Campus Ministry works alongside Volunteer Programs/Service Learning as well as several members of the music faculty to create something that will be beneficial for the university community.

“Each of us has the freedom to use our own particular spirituality, human experience, and point of view to come up with something that we hope will resonate with, reassure and speak to the experience of our students, faculty and staff,” said Campus Ministry.

The goal of Campus Ministry is to urge the students and faculty of Sacred Heart to recognize that while they are not together in person, they can be connected spiritually.

“Everything we are trying to do is intended to convey that the SHU community, and with it our community of faith, is alive and well even if we can’t be physically present to each other at this point in time,” said Campus Ministry.

During times of great stress, anxiety and uncertainty, it is not uncommon for people to focus their energy toward their faith to get them through it.

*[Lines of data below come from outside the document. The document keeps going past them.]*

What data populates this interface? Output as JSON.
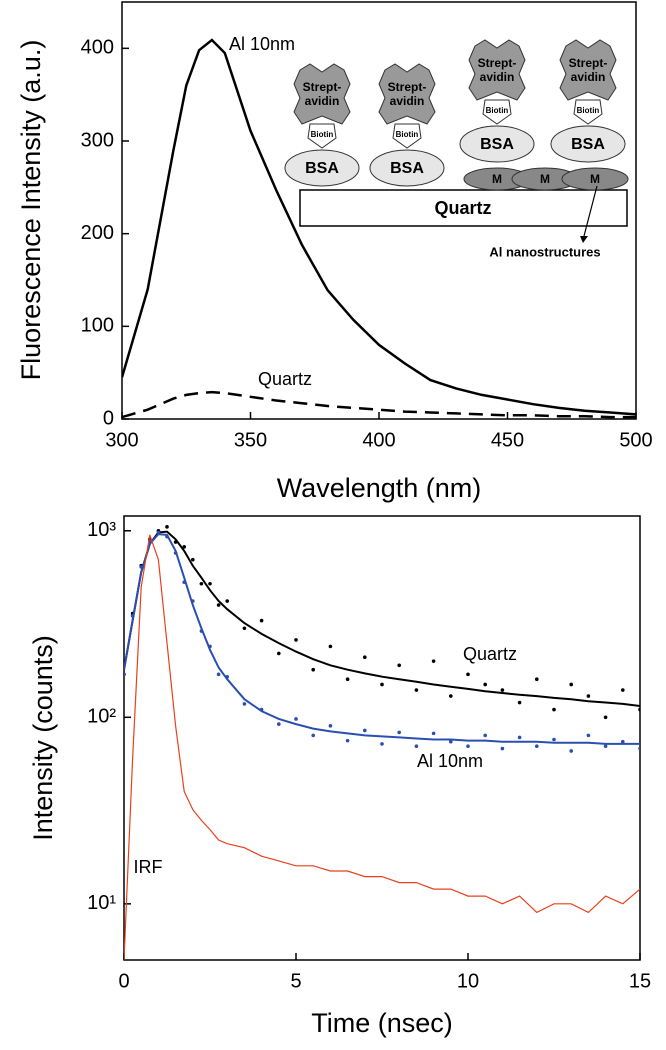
{
  "chart_data": [
    {
      "type": "line",
      "x_label": "Wavelength (nm)",
      "y_label": "Fluorescence Intensity (a.u.)",
      "x": [
        300,
        310,
        320,
        325,
        330,
        335,
        340,
        350,
        360,
        370,
        380,
        390,
        400,
        410,
        420,
        430,
        440,
        450,
        460,
        470,
        480,
        490,
        500
      ],
      "series": [
        {
          "name": "Al 10nm",
          "color": "#000000",
          "line_style": "solid",
          "values": [
            45,
            140,
            290,
            360,
            398,
            409,
            395,
            311,
            247,
            188,
            139,
            107,
            80,
            60,
            42,
            33,
            26,
            21,
            16,
            12,
            9,
            7,
            5
          ]
        },
        {
          "name": "Quartz",
          "color": "#000000",
          "line_style": "dashed",
          "values": [
            2,
            10,
            22,
            26,
            28,
            29,
            28,
            24,
            20,
            17,
            14,
            12,
            10,
            8,
            7,
            6,
            5,
            4,
            4,
            3,
            3,
            2,
            2
          ]
        }
      ],
      "xlim": [
        300,
        500
      ],
      "xticks": [
        300,
        350,
        400,
        450,
        500
      ],
      "ylim": [
        0,
        450
      ],
      "yticks": [
        0,
        100,
        200,
        300,
        400
      ],
      "inset": {
        "protein": [
          "Strept-",
          "avidin"
        ],
        "linker": "Biotin",
        "blocker": "BSA",
        "metal": "M",
        "substrate": "Quartz",
        "arrow_label": "Al nanostructures"
      }
    },
    {
      "type": "line",
      "x_label": "Time (nsec)",
      "y_label": "Intensity (counts)",
      "yscale": "log",
      "x": [
        0,
        0.25,
        0.5,
        0.75,
        1,
        1.25,
        1.5,
        1.75,
        2,
        2.25,
        2.5,
        2.75,
        3,
        3.5,
        4,
        4.5,
        5,
        5.5,
        6,
        6.5,
        7,
        7.5,
        8,
        8.5,
        9,
        9.5,
        10,
        10.5,
        11,
        11.5,
        12,
        12.5,
        13,
        13.5,
        14,
        14.5,
        15
      ],
      "series": [
        {
          "name": "Quartz",
          "color": "#000000",
          "marker": "dot",
          "values": [
            170,
            360,
            650,
            900,
            1000,
            1050,
            870,
            820,
            700,
            520,
            520,
            400,
            420,
            300,
            330,
            220,
            260,
            180,
            240,
            160,
            210,
            150,
            190,
            140,
            200,
            130,
            170,
            150,
            140,
            120,
            160,
            110,
            150,
            130,
            100,
            140,
            110
          ],
          "fit": [
            180,
            330,
            600,
            850,
            980,
            990,
            900,
            780,
            650,
            560,
            480,
            420,
            380,
            320,
            280,
            250,
            225,
            205,
            190,
            180,
            172,
            165,
            160,
            155,
            150,
            146,
            142,
            138,
            135,
            132,
            130,
            127,
            125,
            122,
            120,
            118,
            115
          ]
        },
        {
          "name": "Al 10nm",
          "color": "#2a4fb0",
          "marker": "dot",
          "values": [
            170,
            350,
            640,
            880,
            980,
            930,
            760,
            530,
            420,
            290,
            240,
            170,
            165,
            118,
            110,
            92,
            98,
            80,
            90,
            75,
            85,
            72,
            83,
            70,
            82,
            74,
            70,
            80,
            68,
            78,
            70,
            76,
            66,
            80,
            70,
            74,
            68
          ],
          "fit": [
            180,
            330,
            600,
            850,
            960,
            950,
            780,
            560,
            400,
            300,
            230,
            185,
            160,
            125,
            108,
            98,
            92,
            87,
            84,
            82,
            80,
            79,
            78,
            77,
            76,
            76,
            75,
            75,
            74,
            74,
            74,
            73,
            73,
            73,
            72,
            72,
            72
          ]
        },
        {
          "name": "IRF",
          "color": "#e8401c",
          "values": [
            5,
            60,
            500,
            950,
            700,
            250,
            90,
            40,
            32,
            28,
            25,
            22,
            21,
            20,
            18,
            17,
            16,
            16,
            15,
            15,
            14,
            14,
            13,
            13,
            12,
            12,
            11,
            11,
            10,
            11,
            9,
            10,
            10,
            9,
            11,
            10,
            12
          ]
        }
      ],
      "xlim": [
        0,
        15
      ],
      "xticks": [
        0,
        5,
        10,
        15
      ],
      "ylim": [
        5,
        1200
      ],
      "yticks": [
        {
          "value": 10,
          "label": "10¹"
        },
        {
          "value": 100,
          "label": "10²"
        },
        {
          "value": 1000,
          "label": "10³"
        }
      ]
    }
  ]
}
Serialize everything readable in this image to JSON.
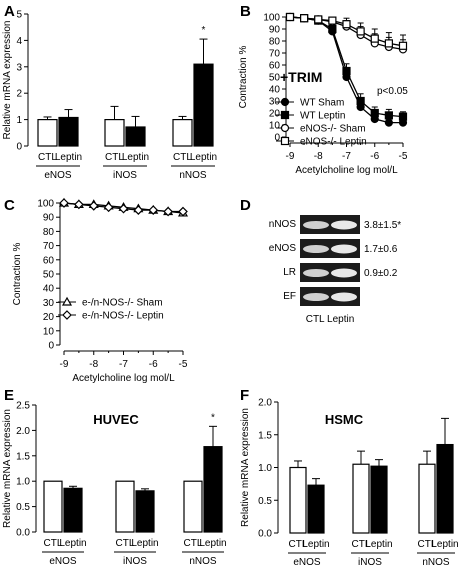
{
  "chart_data": [
    {
      "panel": "A",
      "type": "bar",
      "ylabel": "Relative mRNA expression",
      "ylim": [
        0,
        5
      ],
      "yticks": [
        "0",
        "1",
        "2",
        "3",
        "4",
        "5"
      ],
      "groups": [
        "eNOS",
        "iNOS",
        "nNOS"
      ],
      "bar_labels": [
        "CTL",
        "Leptin"
      ],
      "series": [
        {
          "name": "CTL",
          "values": [
            1.0,
            1.0,
            1.0
          ],
          "errors": [
            0.1,
            0.5,
            0.12
          ]
        },
        {
          "name": "Leptin",
          "values": [
            1.08,
            0.72,
            3.1
          ],
          "errors": [
            0.3,
            0.4,
            0.95
          ]
        }
      ],
      "annotations": [
        "*"
      ]
    },
    {
      "panel": "B",
      "type": "line",
      "xlabel": "Acetylcholine log mol/L",
      "ylabel": "Contraction %",
      "xlim": [
        -9,
        -5
      ],
      "ylim": [
        0,
        100
      ],
      "xticks": [
        "-9",
        "-8",
        "-7",
        "-6",
        "-5"
      ],
      "yticks": [
        "0",
        "10",
        "20",
        "30",
        "40",
        "50",
        "60",
        "70",
        "80",
        "90",
        "100"
      ],
      "x": [
        -9,
        -8.5,
        -8,
        -7.5,
        -7,
        -6.5,
        -6,
        -5.5,
        -5
      ],
      "inset_title": "+TRIM",
      "pvalue": "p<0.05",
      "series": [
        {
          "name": "WT  Sham",
          "values": [
            100,
            99,
            97,
            88,
            50,
            25,
            15,
            12,
            12
          ],
          "errors": [
            0,
            1,
            2,
            4,
            6,
            6,
            5,
            4,
            4
          ]
        },
        {
          "name": "WT  Leptin",
          "values": [
            100,
            99,
            97,
            90,
            55,
            30,
            20,
            18,
            17
          ],
          "errors": [
            0,
            1,
            2,
            4,
            6,
            6,
            5,
            5,
            4
          ]
        },
        {
          "name": "eNOS-/-  Sham",
          "values": [
            100,
            99,
            98,
            96,
            92,
            85,
            78,
            75,
            73
          ],
          "errors": [
            0,
            1,
            2,
            3,
            5,
            7,
            8,
            8,
            8
          ]
        },
        {
          "name": "eNOS-/-  Leptin",
          "values": [
            100,
            99,
            98,
            97,
            94,
            88,
            82,
            78,
            76
          ],
          "errors": [
            0,
            1,
            2,
            3,
            5,
            7,
            8,
            9,
            9
          ]
        }
      ]
    },
    {
      "panel": "C",
      "type": "line",
      "xlabel": "Acetylcholine log mol/L",
      "ylabel": "Contraction %",
      "xlim": [
        -9,
        -5
      ],
      "ylim": [
        0,
        100
      ],
      "xticks": [
        "-9",
        "-8",
        "-7",
        "-6",
        "-5"
      ],
      "yticks": [
        "0",
        "10",
        "20",
        "30",
        "40",
        "50",
        "60",
        "70",
        "80",
        "90",
        "100"
      ],
      "x": [
        -9,
        -8.5,
        -8,
        -7.5,
        -7,
        -6.5,
        -6,
        -5.5,
        -5
      ],
      "series": [
        {
          "name": "e-/n-NOS-/- Sham",
          "values": [
            100,
            99,
            99,
            98,
            97,
            96,
            95,
            94,
            93
          ]
        },
        {
          "name": "e-/n-NOS-/- Leptin",
          "values": [
            100,
            99,
            98,
            97,
            96,
            95,
            95,
            94,
            94
          ]
        }
      ]
    },
    {
      "panel": "D",
      "type": "table",
      "rows": [
        {
          "gene": "nNOS",
          "value": "3.8±1.5*"
        },
        {
          "gene": "eNOS",
          "value": "1.7±0.6"
        },
        {
          "gene": "LR",
          "value": "0.9±0.2"
        },
        {
          "gene": "EF",
          "value": ""
        }
      ],
      "lane_labels": "CTL Leptin"
    },
    {
      "panel": "E",
      "type": "bar",
      "title": "HUVEC",
      "ylabel": "Relative mRNA expression",
      "ylim": [
        0,
        2.5
      ],
      "yticks": [
        "0.0",
        "0.5",
        "1.0",
        "1.5",
        "2.0",
        "2.5"
      ],
      "groups": [
        "eNOS",
        "iNOS",
        "nNOS"
      ],
      "bar_labels": [
        "CTL",
        "Leptin"
      ],
      "series": [
        {
          "name": "CTL",
          "values": [
            1.0,
            1.0,
            1.0
          ],
          "errors": [
            0,
            0,
            0
          ]
        },
        {
          "name": "Leptin",
          "values": [
            0.86,
            0.81,
            1.68
          ],
          "errors": [
            0.04,
            0.04,
            0.4
          ]
        }
      ],
      "annotations": [
        "*"
      ]
    },
    {
      "panel": "F",
      "type": "bar",
      "title": "HSMC",
      "ylabel": "Relative mRNA expression",
      "ylim": [
        0,
        2.0
      ],
      "yticks": [
        "0.0",
        "0.5",
        "1.0",
        "1.5",
        "2.0"
      ],
      "groups": [
        "eNOS",
        "iNOS",
        "nNOS"
      ],
      "bar_labels": [
        "CTL",
        "Leptin"
      ],
      "series": [
        {
          "name": "CTL",
          "values": [
            1.0,
            1.05,
            1.05
          ],
          "errors": [
            0.1,
            0.2,
            0.2
          ]
        },
        {
          "name": "Leptin",
          "values": [
            0.73,
            1.02,
            1.35
          ],
          "errors": [
            0.1,
            0.1,
            0.4
          ]
        }
      ]
    }
  ]
}
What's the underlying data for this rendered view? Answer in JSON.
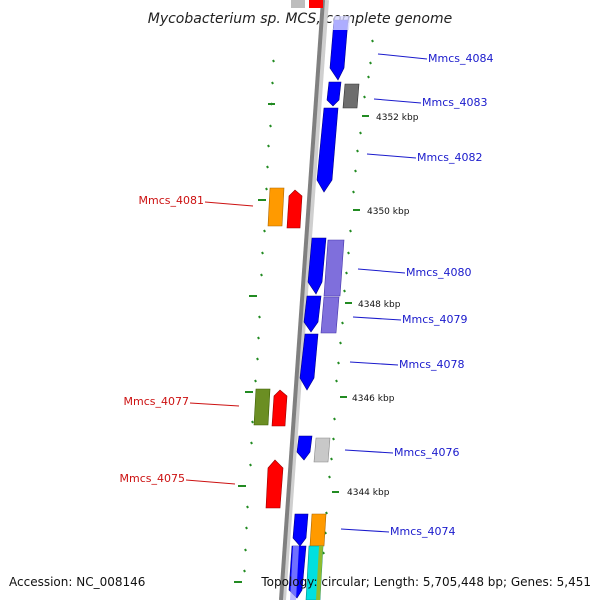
{
  "title": "Mycobacterium sp. MCS, complete genome",
  "footer": {
    "accession": "Accession: NC_008146",
    "topology": "Topology: circular; Length: 5,705,448 bp; Genes: 5,451"
  },
  "colors": {
    "backbone": "#808080",
    "tick": "#228b22",
    "blue_gene": "#0000ff",
    "red_gene": "#ff0000",
    "label_blue": "#1a1acc",
    "label_red": "#cc1111"
  },
  "kbp_labels": [
    "4352 kbp",
    "4350 kbp",
    "4348 kbp",
    "4346 kbp",
    "4344 kbp"
  ],
  "gene_labels_right": [
    "Mmcs_4084",
    "Mmcs_4083",
    "Mmcs_4082",
    "Mmcs_4080",
    "Mmcs_4079",
    "Mmcs_4078",
    "Mmcs_4076",
    "Mmcs_4074"
  ],
  "gene_labels_left": [
    "Mmcs_4081",
    "Mmcs_4077",
    "Mmcs_4075"
  ]
}
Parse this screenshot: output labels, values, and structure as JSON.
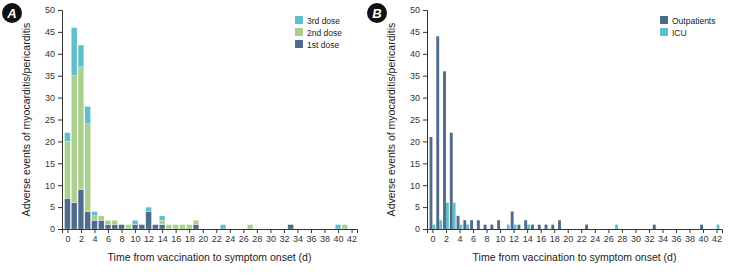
{
  "chart_data": [
    {
      "type": "bar",
      "title": "A",
      "stacked": true,
      "legend": "upper right",
      "grid": false,
      "x_label": "Time from vaccination to symptom onset (d)",
      "y_label": "Adverse events of myocarditis/pericarditis",
      "x": [
        0,
        1,
        2,
        3,
        4,
        5,
        6,
        7,
        8,
        9,
        10,
        11,
        12,
        13,
        14,
        15,
        16,
        17,
        18,
        19,
        23,
        27,
        33,
        40,
        41
      ],
      "xlim": [
        -0.8,
        42.8
      ],
      "xticks": [
        0,
        2,
        4,
        6,
        8,
        10,
        12,
        14,
        16,
        18,
        20,
        22,
        24,
        26,
        28,
        30,
        32,
        34,
        36,
        38,
        40,
        42
      ],
      "ylim": [
        0,
        50
      ],
      "yticks": [
        0,
        5,
        10,
        15,
        20,
        25,
        30,
        35,
        40,
        45,
        50
      ],
      "series": [
        {
          "name": "1st dose",
          "color": "#4f6b8c",
          "values": [
            7,
            6,
            9,
            4,
            2,
            2,
            1,
            1,
            1,
            0,
            1,
            1,
            4,
            1,
            1,
            0,
            0,
            0,
            0,
            1,
            0,
            0,
            1,
            0,
            0
          ]
        },
        {
          "name": "2nd dose",
          "color": "#a9d18e",
          "values": [
            13,
            29,
            28,
            20,
            1,
            1,
            1,
            1,
            0,
            1,
            0,
            0,
            0,
            0,
            1,
            1,
            1,
            1,
            1,
            1,
            0,
            1,
            0,
            0,
            1
          ]
        },
        {
          "name": "3rd dose",
          "color": "#5fbfca",
          "values": [
            2,
            11,
            5,
            4,
            1,
            0,
            0,
            0,
            0,
            0,
            1,
            0,
            1,
            0,
            1,
            0,
            0,
            0,
            0,
            0,
            1,
            0,
            0,
            1,
            0
          ]
        }
      ]
    },
    {
      "type": "bar",
      "title": "B",
      "stacked": false,
      "legend": "upper right",
      "grid": false,
      "x_label": "Time from vaccination to symptom onset (d)",
      "y_label": "Adverse events of myocarditis/pericarditis",
      "x": [
        0,
        1,
        2,
        3,
        4,
        5,
        6,
        7,
        8,
        9,
        10,
        11,
        12,
        13,
        14,
        15,
        16,
        17,
        18,
        19,
        23,
        27,
        33,
        40,
        42
      ],
      "xlim": [
        -0.8,
        42.8
      ],
      "xticks": [
        0,
        2,
        4,
        6,
        8,
        10,
        12,
        14,
        16,
        18,
        20,
        22,
        24,
        26,
        28,
        30,
        32,
        34,
        36,
        38,
        40,
        42
      ],
      "ylim": [
        0,
        50
      ],
      "yticks": [
        0,
        5,
        10,
        15,
        20,
        25,
        30,
        35,
        40,
        45,
        50
      ],
      "series": [
        {
          "name": "Outpatients",
          "color": "#4f6b8c",
          "values": [
            21,
            44,
            36,
            22,
            3,
            2,
            2,
            2,
            1,
            1,
            2,
            0,
            4,
            1,
            2,
            1,
            1,
            1,
            1,
            2,
            1,
            0,
            1,
            1,
            0
          ]
        },
        {
          "name": "ICU",
          "color": "#5fbfca",
          "values": [
            1,
            2,
            6,
            6,
            1,
            1,
            0,
            0,
            0,
            0,
            0,
            1,
            1,
            0,
            1,
            0,
            0,
            0,
            0,
            0,
            0,
            1,
            0,
            0,
            1
          ]
        }
      ]
    }
  ]
}
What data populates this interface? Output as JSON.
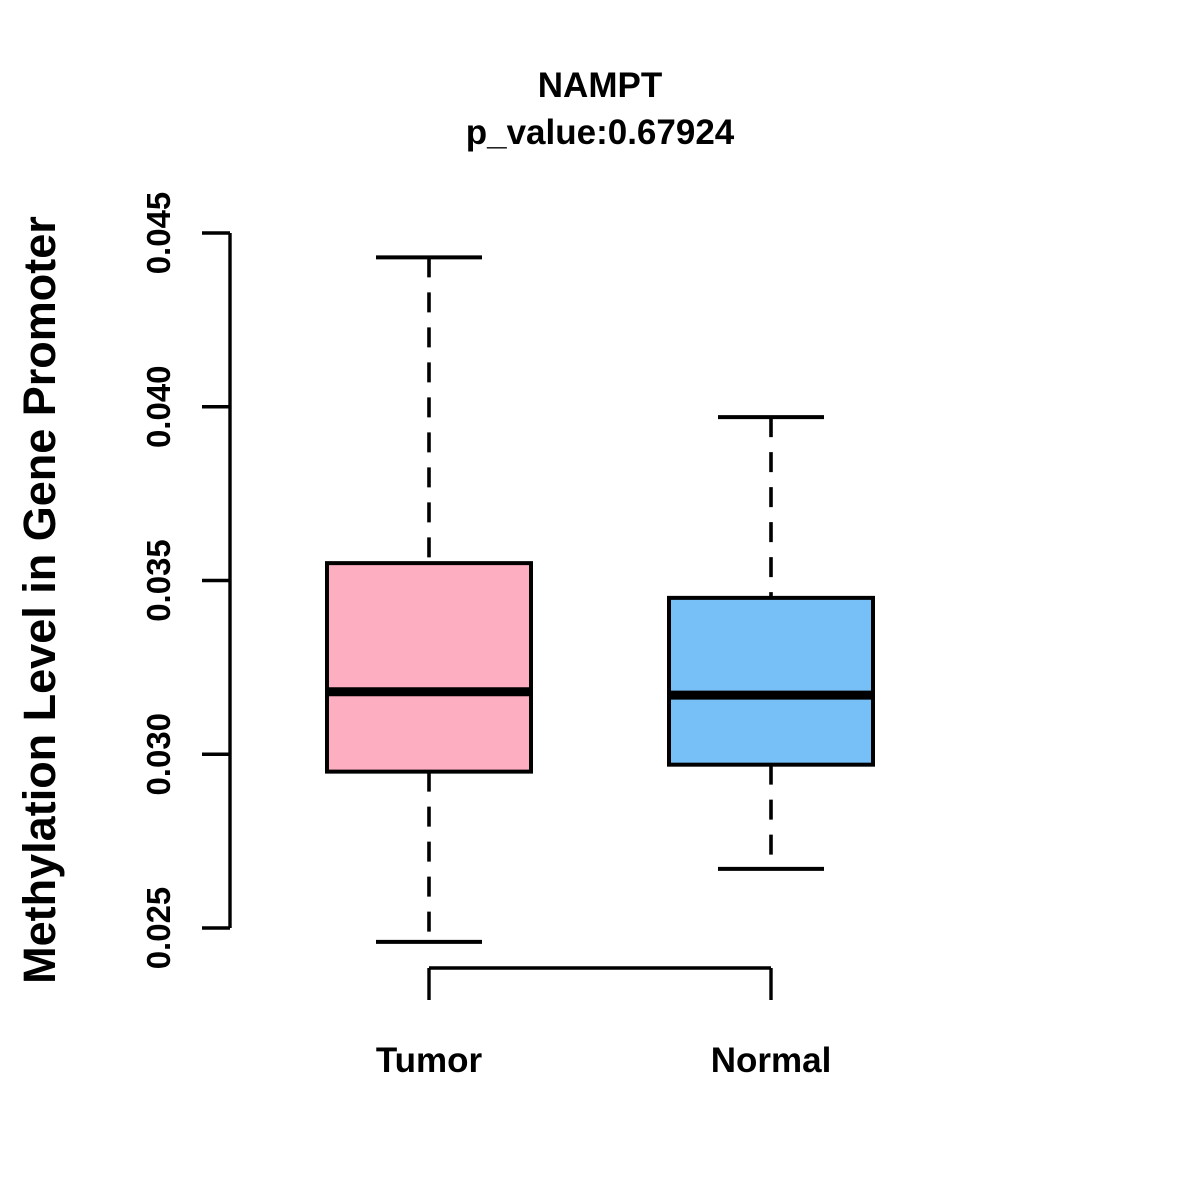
{
  "figure": {
    "title": "NAMPT",
    "subtitle": "p_value:0.67924",
    "ylabel": "Methylation Level in Gene Promoter"
  },
  "colors": {
    "line": "#000000",
    "background": "#FFFFFF",
    "tumor_fill": "#FDAEC0",
    "normal_fill": "#77BFF7"
  },
  "chart_data": {
    "type": "boxplot",
    "title": "NAMPT",
    "subtitle": "p_value:0.67924",
    "xlabel": "",
    "ylabel": "Methylation Level in Gene Promoter",
    "ylim": [
      0.025,
      0.045
    ],
    "yticks": [
      0.025,
      0.03,
      0.035,
      0.04,
      0.045
    ],
    "ytick_labels": [
      "0.025",
      "0.030",
      "0.035",
      "0.040",
      "0.045"
    ],
    "categories": [
      "Tumor",
      "Normal"
    ],
    "grid": false,
    "legend_position": "none",
    "groups": [
      {
        "label": "Tumor",
        "fill": "#FDAEC0",
        "whisker_low": 0.0246,
        "q1": 0.0295,
        "median": 0.0318,
        "q3": 0.0355,
        "whisker_high": 0.0443
      },
      {
        "label": "Normal",
        "fill": "#77BFF7",
        "whisker_low": 0.0267,
        "q1": 0.0297,
        "median": 0.0317,
        "q3": 0.0345,
        "whisker_high": 0.0397
      }
    ]
  }
}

“There’s something really comforting knowing that even if you feel like you don’t have anything, you can still have faith,” said Campbell. “It’s not something that can be taken away.”

Campus Ministry provides encouraging words and strength for those looking for direction during a time of crisis, as well as acknowledging that among the tough times there can also be positive things happening in the world.  

“These emails invite us to remember that each day the sun is continuing to rise, to shine and to set, that spring has actually arrived and things new and green are bursting into leaf and flower as they always have,” said Campus Ministry. “That we continue to be loved as we have always been and that we still have the opportunity to love in return, that our God is a God of life and of hope even in the face of the threat from this virus.”

Campus Ministry also posts inspirational content every day on their Instagram (@shucampusmin).  For Sunday Mass and additional prayer experiences go to the Campus Ministry home page and look for the series titled Praying with SHU.


“We are going through uncertain times, but you are not alone. There is always someone that will stand by you. As anxious as we are, times like this bring out the best in people Neighbors, teachers, storekeepers, mail and package deliverers, caregivers and tons of medical and healthcare workers are taking risks to stand by each of us. And we are called to stand, too, to say to one another, ‘Stand by me.’ And together we’ll stand strong.”

“You might feel overwhelmed by the situation right now. Know that you are not alone! Lord is always with you! He never abandoned you or forgot you! Just feel His presence, through peace and tranquility. He manifests Himself in different ways. He wants to be hope in our hearts, light in our minds.”

“But you, Lord, will not leave us at the mercy of the storm,” said Pope Francis.

“When we carry each other in our hearts with love and kindness, the separation of physical distance seems, at least momentarily, to drop away.”

“Heavenly Father, here is our desire to do your will and to celebrate Passover by eating matza and by observing the prohibition of eating leaven, but it pains our hearts that slavery prevents us and we are in mortal danger . . .  for this reason, we pray that You will keep us in life, and preserve us and redeem us quickly so that we can observe  Your laws and do Your will and worship You with a full heart – Amen.”